Eu não me arrependi quando saí de casa, nem com o vento gelado que assobiava ao pé do meu ouvido e fazia meus ossos tremerem. Pelas histórias de minha mãe, as pessoas que iam à Noite Das Bruxas admiravam uma criatura asquerosa que era superior a todos os seus subordinados e suas crianças desde cedo aprendiam suas crenças e não podiam negar ou se afastar de seus deveres. Parando para pensar, não era tão diferente do que acontecia dentro da igreja.

Qando estava chegando na praça, congelei. Eu não tinha parado para pensar no que faria assim que chegasse, porque não achei que fosse dar certo. Não sabia o que esperar, se veria sorrisos ou sangue, se gostariam ou não da minha presença ali, ou se acharia o louco que me mandou aquela carta.

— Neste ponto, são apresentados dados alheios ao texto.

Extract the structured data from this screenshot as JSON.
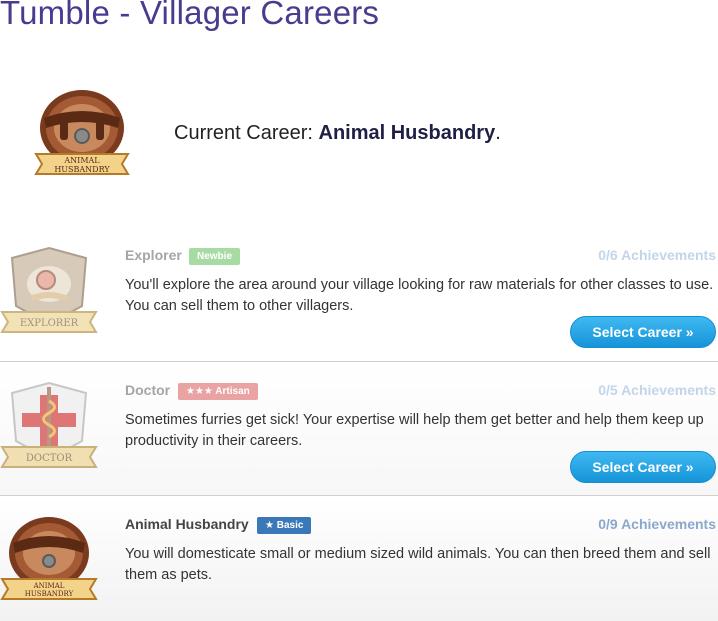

Então, aconteceu uma explosão repentina de cores e vozes e passos fortes no chão como pulos animados. Aquilo parecia uma festa de verdade. Foi tomada por um excesso de animação que cruzei a esquina sem pensar. Estava me sentindo tão livre... Até ouvir um grito.

Não era de felicidade, era o grito estridente de dor de uma mulher enquanto dois homem lhe arrastavam pelas ruas, homens que eu tinha quase certeza que já tinha visto na igreja. Corri para o lado oposto deles, vendo a grande fogueira que minha mãe sempre falava, e uma mulher jogada ao seu lado sendo chutada nas costas por um homem duas vezes maior que ela. Estava tão apavorada que não vi quando uma mulher se aproximou e me puxou rapidamente para trás de um muro para me proteger.

- Você não é a filha do pastor!? - ela perguntou, como se fosse uma acusação.

Meu coração se partiu ao ouvir os gritos das mulheres e seus pedidos de ajuda, porque eu sabia para onde elas estavam indo: para a fogueira.

Eu estava no meio da inquisição. Que meu pai, com orgulho, comandava.